Closed ChristinaLast closed 6 months ago
Great. @andrewphilipsmith Would love to review these when you are ready to discuss options!
Below are various thoughts and questions about the visualisation for the tutorial. I'm still checking if the answers already exist in places I've not spotted yet, but I have written them here anyway.
Assuming that the csv files are typical of MapReader's output, I think there is a case for doing some post-processing of the result to get them in a format suitable for visualisation (which might be different from a format that is suitable for further analysis).
Some non-exclusive options:
Creating a notebook that does this post-processing would be possible (I've made a start on this). Some of the input parameters of MapReader would need to be accessible (notably to the patch size/geometry).
I've had an initial play with leafmap
, which I'm sure is capable of doing what we require (at least within the tutorial's scope). However, I'd want a better understanding of the issue above before making a final recommendation.
- Are we expecting users to work through the tutorial using their own data or with sample data that we provide?
For a tutorial, it will be with the provided sample data (e.g. the 1-inch OS maps).
But we also need to include clearer instructions for how to prepare input for MapReader when people want to bring their own maps to the tool. E.g. which kinds of maps work best, how many, in what format. This is part of the README update I am planning.
- Does the tutorial cover using MapReader at scale? Applying MapReader to hundreds of map sheets (with overlapping margins) presents different visualisation challenges to applying it to a single example map sheet.
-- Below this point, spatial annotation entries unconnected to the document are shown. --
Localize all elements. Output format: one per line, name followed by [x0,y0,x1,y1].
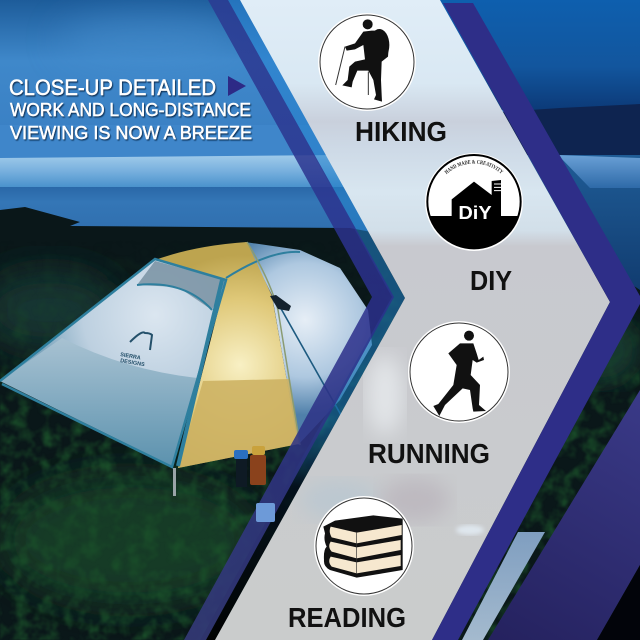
tent stake [173,468,176,496]
translucent indigo chevron band [184,0,394,640]
DIY icon [425,153,523,251]
tent logo: Sierra Designs [120,332,152,368]
label: DIY: DIY [470,265,512,296]
tent yellow fly [50,242,298,468]
photo: tent [0,242,372,496]
cup on ground [256,503,275,522]
light blue accent strip [462,532,545,640]
indigo right chevron band [432,3,640,640]
tent mesh window [137,261,226,310]
tent front lower panel [0,338,197,466]
label: reading: READING [288,602,406,633]
reading icon [314,496,414,596]
tent yellow lower band [178,379,299,468]
icon: headline arrow [228,76,246,96]
headline callout: VIEWING IS NOW A BREEZE [10,123,252,143]
DIY icon: DiY [458,202,492,223]
white chevron panel [215,0,610,640]
headline callout [9,75,252,143]
label: running: RUNNING [368,438,490,469]
lower right dark purple block [488,390,640,640]
headline callout: CLOSE-UP DETAILED [9,75,216,100]
tent toggle [270,295,291,311]
tent grey front panel [0,259,226,466]
hiking icon [318,13,416,111]
headline callout: WORK AND LONG-DISTANCE [10,100,251,120]
label: hiking: HIKING [355,116,447,147]
tent logo: Sierra Designs: DESIGNS [120,358,145,368]
tent right mesh side [245,242,372,445]
running icon [408,321,510,423]
tent teal seams and poles [0,242,341,467]
tent logo: Sierra Designs: SIERRA [120,352,141,362]
DIY icon: HAND MADE & CREATIVITY [444,160,504,174]
translucent blue wash beside panel [200,0,405,640]
water bottles [234,446,266,487]
bottom right black corner [597,565,640,640]
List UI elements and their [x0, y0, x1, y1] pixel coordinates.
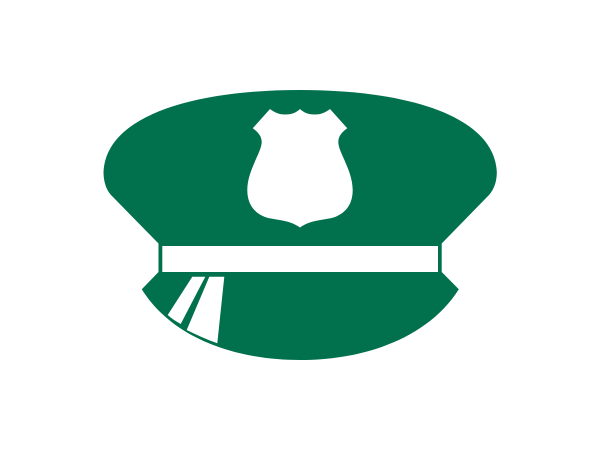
cap band [158, 243, 442, 272]
visor road stripe left [168, 277, 205, 324]
badge shield [247, 109, 353, 228]
cap crown [104, 90, 497, 244]
cap visor [142, 272, 459, 360]
visor road stripe right [187, 277, 224, 343]
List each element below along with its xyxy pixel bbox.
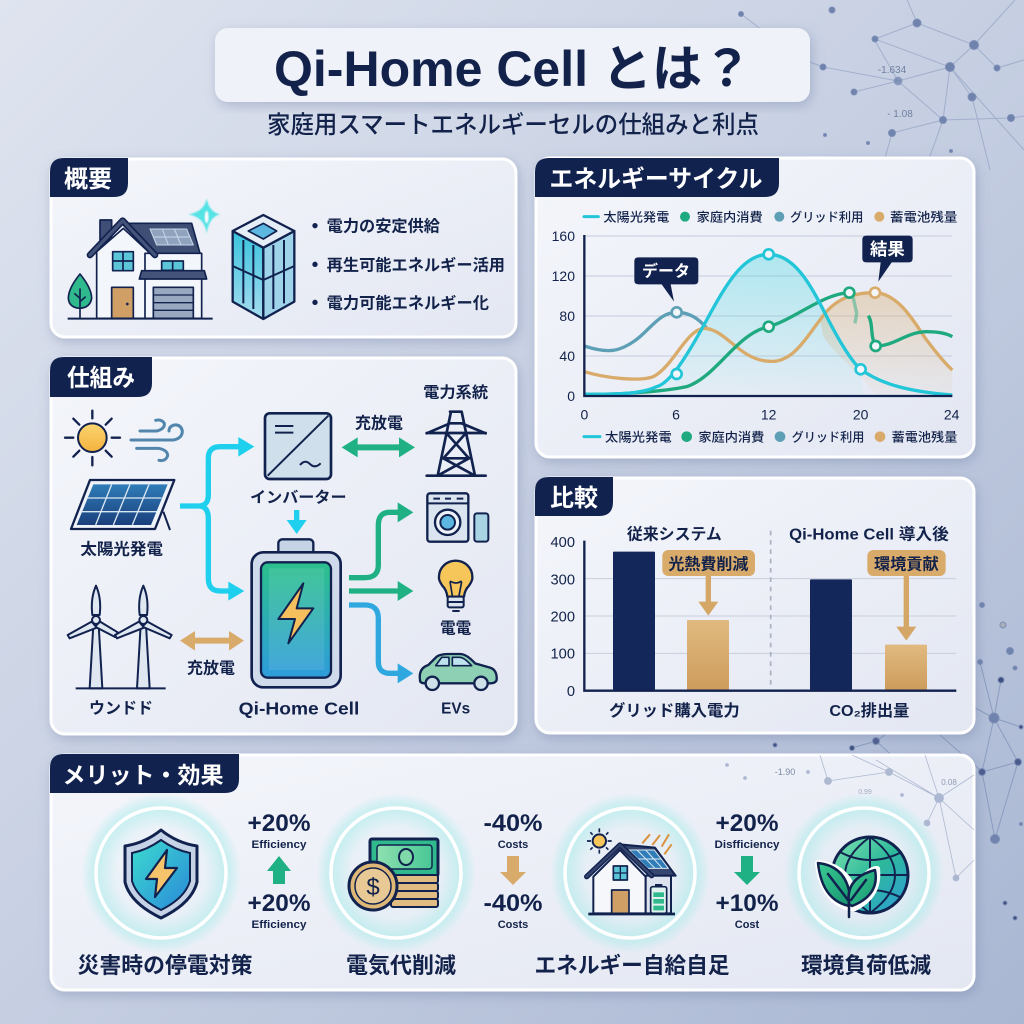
benefit: outage protection xyxy=(78,793,252,978)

It should yes. MapReader isn't really useful for working with 1 map. It's only worthwhile at scale, e.g. more than 200 or so large-scale series maps (though of course this will vary)?
- Does the tutorial cover using MapReader for non-map images (e.g. plant phenotype)?
Shortly, I think we will separate the map and the non-map applications for this code. So, the non-map related content will have its own separate tutorial(s). Does that sound right @kasra-hosseini ?
@andrewphilipsmith Thanks. Please see my inline comments:
Are we expecting users to work through the tutorial using their own data or with sample data that we provide?
I just saw @kmcdono2 's reply. I totally agree with this:
But we also need to include clearer instructions for how to prepare input for MapReader when people want to bring their own maps to the tool. E.g. which kinds of maps work best, how many, in what format. This is part of the README update I am planning.
Does the tutorial cover using MapReader at scale? Applying MapReader to hundreds of map sheets (with overlapping margins) presents different visualisation challenges to applying it to a single example map sheet.
Does the tutorial cover using MapReader for non-map images (e.g. plant phenotype)?
Are the result data and the map images available in a common CRS? The MapReader paper mentions reprojecting the map-sheets. So far, I've been pulling the NLS images from their tile server (in Web Mercator) and plotting the patch results in WGS84. Reprojecting that much data on the fly will always be painful, whatever the visualisation tool.
Are the patches available as polygon files, or can they be generated procedurally? (e.g. the inset to (d) in this figure https://user-images.githubusercontent.com/1899856/144105429-f4f02d49-7b2a-4cdb-ae57-19d077aab713.png). The paper mentioned that by default, MapReader uses fixed pixel extent of the map-sheet - so are they actually square in real-world coordinates?
so are they actually square in real-world coordinates?
(Sorry, I have to go to a co-working session now, but I will try to go through your questions in the afternoon)
- I am now thinking maybe it is better to reproject the map sheets after retrieving them from NLS. What do you think?
I think this is a good idea. We want to simplify whatever people need to do to see the data.
However, can we make it easy to accommodate different CRS? E.g. diff map collections?
I think there is a case for doing some post-processing of the result to get them in a format suitable for visualisation (which might be different from a format that is suitable for further analysis).
Convert the csv files to a spatially-indexed storage format so that at high zoom-levels only the required points need to be read from disk. Interpolate a raster image from the points. A reasoned and repeatable rule-based approach could be used for overlapping patches that have been categorised differently. The resulting image could be tiled, so it is suitable for display at multiple scales. (Switching to vector points/patches for high zoom-levels would still be appropriate). If we (a) exclude the unclassified patches and (b) dissolve the classified patches, then we might have the data in a form when suited for vector tiles, which is a format well suited for displaying large datasets at a range of scale.
Creating a notebook that does this post-processing would be possible (I've made a start on this).
Some of the input parameters of MapReader would need to be accessible (notably to the patch size/geometry).
I've had an initial play with leafmap, which I'm sure is capable of doing what we require (at least within the tutorial's scope). However, I'd want a better understanding of the issue above before making a final recommendation.